En Estados Unidos, la CIA probó a dar LSD a ciudadanos desprevenidos, para comprobar si esto les hacía revelar sus secretos. Mientras tanto, en la Universidad de Harvard, Timothy Leary, alentado por el poeta beat Allen Ginsberg, se lo daba a artistas y escritores, quienes procedían a su vez a describir sus experiencias. Cuando se corrió la voz de que facilitaba drogas a sus alumnos, los agentes de las fuerzas del orden comenzaron a investigar y la universidad alertó a los estudiantes contra el consumo de ácido. Leary aprovechó entonces la oportunidad para predicar sobre el poder de esta como vía hacia el desarrollo espiritual. Esto pronto provocó su despido de la facultad, lo que no hizo más que acrecentar la fama de ambos. El escándalo había captado la atención de la prensa, y pronto todo el país había oído hablar del LSD.

Para 1962, Sandoz estaba ya recortando la distribución del LSD, a causa de las restricciones en experimentación con drogas sobrevenidas tras un escándalo farmacológico totalmente distinto: los defectos de nacimiento vinculados a la talidomida, un medicamento contra las náuseas del embarazo. Paradójicamente, las restricciones coincidieron con un aumento en disponibilidad del LSD; la formula no era complicada ni cara de obtener, y aquellos empeñados en hacerlo podían sintetizarla en grandes cantidades sin mayor dificultad.

Aún así, se desencadenó un pánico moral por sus posibles efectos sobre la mente de la juventud. Las autoridades también temían la asociación del LSD con la contracultura y la propagación de sentimientos antiautoritarios. Las peticiones de su prohibición a nivel nacional proliferaron, y muchos psiquiatras dejaron de utilizar el LSD según iba creciendo su mala reputación.

Una de las muchas historias que aparecieron en la prensa hablaba de Stephen Kessler, que asesinó a su suegra y después afirmó no recordar nada, pues estaba entonces “viajando con LSD”. En el juicio se descubrió que había tomado el LSD un mes antes, y que en el momento del asesinato estaba sólo bajo los efectos del alcohol y de las pastillas para dormir, pero para millones de personas lo que lo había convertido en un asesino era el LSD. Otro artículo hablaba de estudiantes universitarios, cegados tras mirar fijamente al sol bajo los efectos de la droga.

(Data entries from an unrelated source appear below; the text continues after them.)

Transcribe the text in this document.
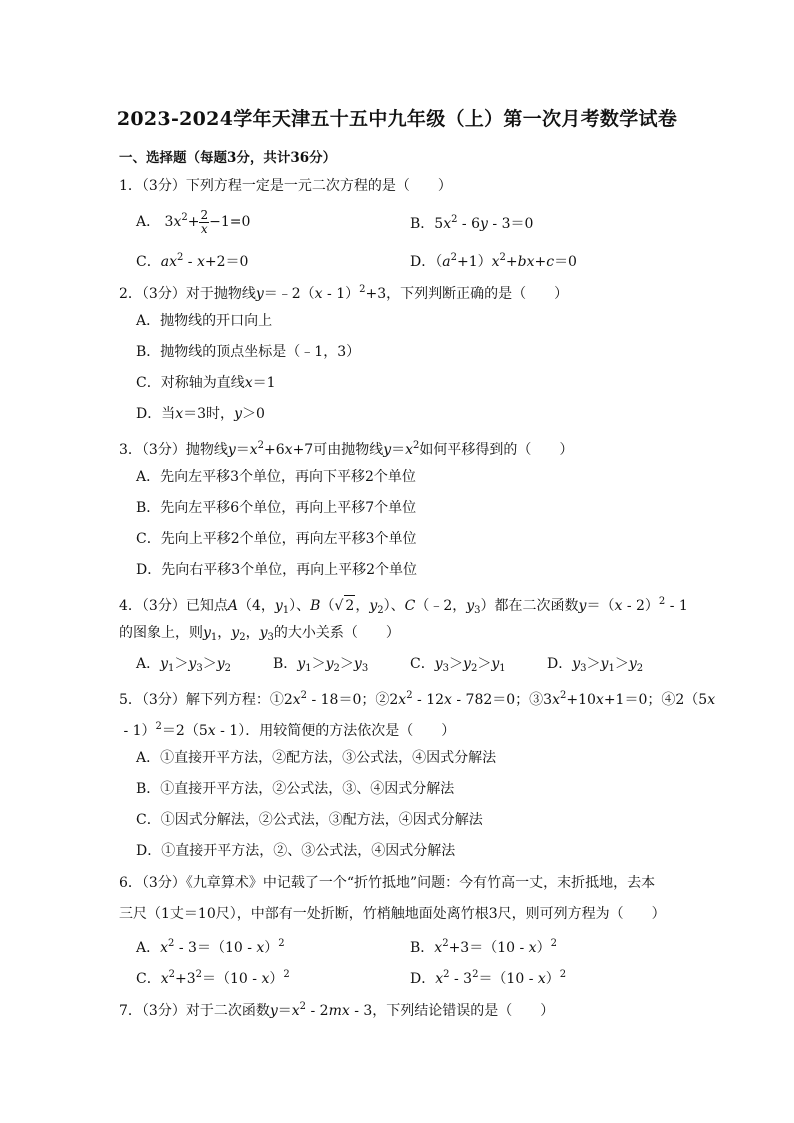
2023-2024学年天津五十五中九年级（上）第一次月考数学试卷
一、选择题（每题3分，共计36分）
1．（3分）下列方程一定是一元二次方程的是（　　）
A． $3x^2+ \frac{2}{x} -1=0$	B．$5x^2 - 6y - 3=0$
C．$ax^2 - x+2=0$	D．$(a^2+1)x^2+bx+c=0$
2．（3分）对于抛物线y＝﹣2（x - 1）$^2$+3，下列判断正确的是（　　）
A．抛物线的开口向上
B．抛物线的顶点坐标是（﹣1，3）
C．对称轴为直线x＝1
D．当x＝3时，y＞0
3．（3分）抛物线$y=x^2+6x+7$可由抛物线$y=x^2$如何平移得到的（　　）
A．先向左平移3个单位，再向下平移2个单位
B．先向左平移6个单位，再向上平移7个单位
C．先向上平移2个单位，再向左平移3个单位
D．先向右平移3个单位，再向上平移2个单位
4．（3分）已知点A（4，$y_1$）、B（√ 2，$y_2$）、C（﹣2，$y_3$）都在二次函数y＝（x - 2）$^2$ - 1
的图象上，则$y_1$，$y_2$，$y_3$的大小关系（　　）
A．$y_1>y_3>y_2$	B．$y_1>y_2>y_3$	C．$y_3>y_2>y_1$	D．$y_3>y_1>y_2$
5．（3分）解下列方程：$①2x^2 - 18=0$；$②2x^2 - 12x - 782=0$；$③3x^2+10x+1=0$；④2（5x
- 1）$^2$＝2（5x - 1）．用较简便的方法依次是（　　）
A．①直接开平方法，②配方法，③公式法，④因式分解法
B．①直接开平方法，②公式法，③、④因式分解法
C．①因式分解法，②公式法，③配方法，④因式分解法
D．①直接开平方法，②、③公式法，④因式分解法
6．（3分）《九章算术》中记载了一个“折竹抵地”问题：今有竹高一丈，末折抵地，去本
三尺（1丈＝10尺），中部有一处折断，竹梢触地面处离竹根3尺，则可列方程为（　　）
A．$x^2 - 3=(10 - x)^2$	B．$x^2+3=(10 - x)^2$
C．$x^2+3^2=(10 - x)^2$	D．$x^2 - 3^2=(10 - x)^2$
7．（3分）对于二次函数$y=x^2 - 2mx - 3$，下列结论错误的是（　　）
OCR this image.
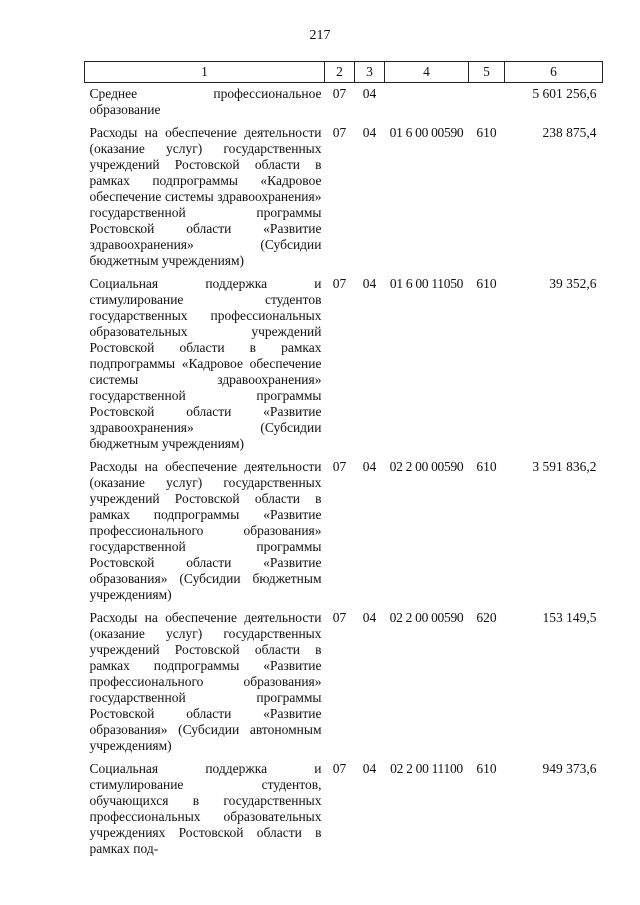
217
1	2	3	4	5	6
Среднее профессиональное образование	07	04			5 601 256,6
Расходы на обеспечение деятельности (оказание услуг) государственных учреждений Ростовской области в рамках подпрограммы «Кадровое обеспечение системы здравоохранения» государственной программы Ростовской области «Развитие здравоохранения» (Субсидии бюджетным учреждениям)	07	04	01 6 00 00590	610	238 875,4
Социальная поддержка и стимулирование студентов государственных профессиональных образовательных учреждений Ростовской области в рамках подпрограммы «Кадровое обеспечение системы здравоохранения» государственной программы Ростовской области «Развитие здравоохранения» (Субсидии бюджетным учреждениям)	07	04	01 6 00 11050	610	39 352,6
Расходы на обеспечение деятельности (оказание услуг) государственных учреждений Ростовской области в рамках подпрограммы «Развитие профессионального образования» государственной программы Ростовской области «Развитие образования» (Субсидии бюджетным учреждениям)	07	04	02 2 00 00590	610	3 591 836,2
Расходы на обеспечение деятельности (оказание услуг) государственных учреждений Ростовской области в рамках подпрограммы «Развитие профессионального образования» государственной программы Ростовской области «Развитие образования» (Субсидии автономным учреждениям)	07	04	02 2 00 00590	620	153 149,5
Социальная поддержка и стимулирование студентов, обучающихся в государственных профессиональных образовательных учреждениях Ростовской области в рамках под-	07	04	02 2 00 11100	610	949 373,6
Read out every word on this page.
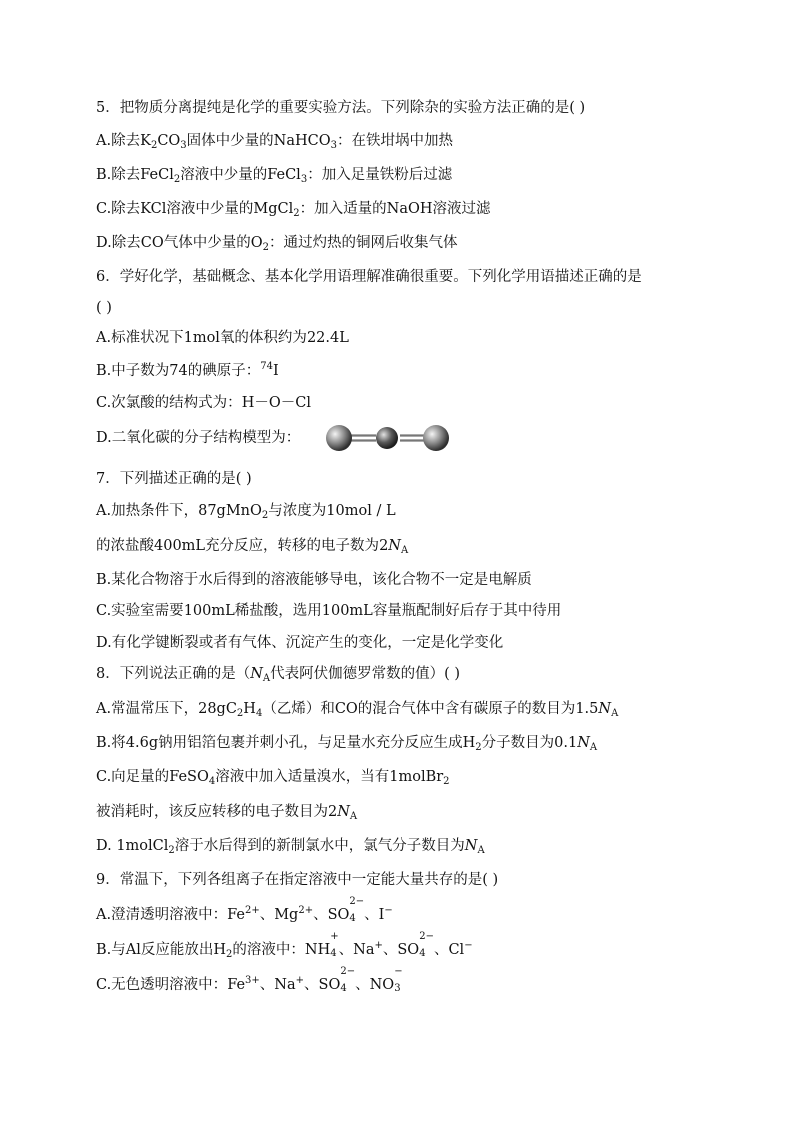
5．把物质分离提纯是化学的重要实验方法。下列除杂的实验方法正确的是( )
A.除去$K_2CO_3$固体中少量的NaHCO$_3$：在铁坩埚中加热
B.除去FeCl$_2$溶液中少量的FeCl$_3$：加入足量铁粉后过滤
C.除去KCl溶液中少量的MgCl$_2$：加入适量的NaOH溶液过滤
D.除去CO气体中少量的$O_2$：通过灼热的铜网后收集气体
6．学好化学，基础概念、基本化学用语理解准确很重要。下列化学用语描述正确的是
( )
A.标准状况下1mol氧的体积约为22.4L
B.中子数为74的碘原子：$^{74}$I
C.次氯酸的结构式为：H－O－Cl
D.二氧化碳的分子结构模型为：
7．下列描述正确的是( )
A.加热条件下，87gMnO$_2$与浓度为10mol / L
的浓盐酸400mL充分反应，转移的电子数为$2N_A$
B.某化合物溶于水后得到的溶液能够导电，该化合物不一定是电解质
C.实验室需要100mL稀盐酸，选用100mL容量瓶配制好后存于其中待用
D.有化学键断裂或者有气体、沉淀产生的变化，一定是化学变化
8．下列说法正确的是（$N_A$代表阿伏伽德罗常数的值）( )
A.常温常压下，$28gC_2H_4$（乙烯）和CO的混合气体中含有碳原子的数目为$1.5N_A$
B.将4.6g钠用铝箔包裹并刺小孔，与足量水充分反应生成$H_2$分子数目为$0.1N_A$
C.向足量的FeSO$_4$溶液中加入适量溴水，当有1molBr$_2$
被消耗时，该反应转移的电子数目为$2N_A$
D. 1molCl$_2$溶于水后得到的新制氯水中，氯气分子数目为$N_A$
9．常温下，下列各组离子在指定溶液中一定能大量共存的是( )
A.澄清透明溶液中：$Fe^{2+}$、$Mg^{2+}$、SO
2−
4 、I−
B.与Al反应能放出$H_2$的溶液中：NH
+
4 、Na+、SO
2−
4 、Cl−
C.无色透明溶液中：$Fe^{3+}$、Na+、SO
2−
4 、NO
−
3
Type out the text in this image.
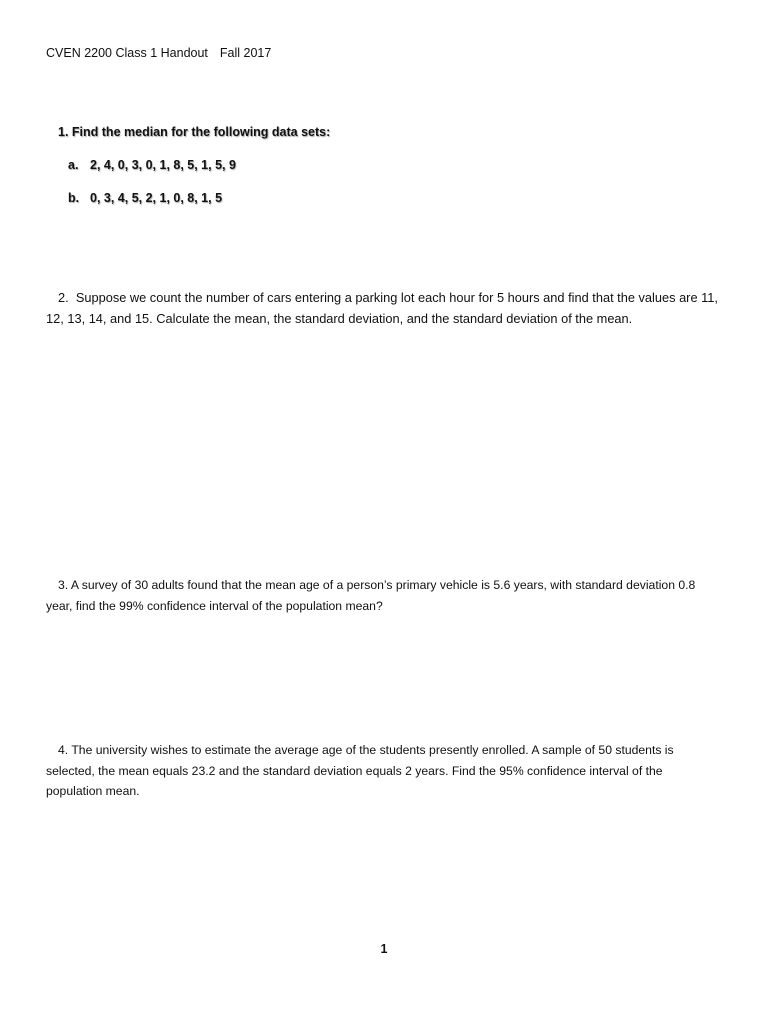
CVEN 2200 Class 1 Handout Fall 2017
1. Find the median for the following data sets:
a. 2, 4, 0, 3, 0, 1, 8, 5, 1, 5, 9
b. 0, 3, 4, 5, 2, 1, 0, 8, 1, 5
2. Suppose we count the number of cars entering a parking lot each hour for 5 hours and find that the values are 11, 12, 13, 14, and 15. Calculate the mean, the standard deviation, and the standard deviation of the mean.
3. A survey of 30 adults found that the mean age of a person’s primary vehicle is 5.6 years, with standard deviation 0.8 year, find the 99% confidence interval of the population mean?
4. The university wishes to estimate the average age of the students presently enrolled. A sample of 50 students is selected, the mean equals 23.2 and the standard deviation equals 2 years. Find the 95% confidence interval of the population mean.
1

En 1966 se convocaron dos subcomités del Senado de EEUU para escuchar las declaraciones de algunos médicos que aseguraban que el LSD provocaba psicosis y la “total pérdida de valores culturales”, además de las declaraciones de partidarios del LSD como Leary o el senador Robert Kennedy, cuya esposa Ethel, se rumoreaba, había recibido terapia con LSD. “Tal vez hayamos perdido de vista el hecho de que, en cierta medida, podría sernos de una gran, gran ayuda, como sociedad, si supiéramos utilizarlo correctamente”, dijo Kennedy, desafiando la decisión de la Food and Drug Administration de cesar todos los programas de investigación con LSD.

La posesión de LSD fue ilegalizada en el Reino Unido en 1966, y en EEUU en 1968. Su uso experimental en investigación todavía se permitía, bajo licencia, pero a causa del estigma añadido por su estatus jurídico, esta se hizo cada vez más difícil de conseguir. La investigación se detuvo, pero su uso ilícito con fines recreativos, no.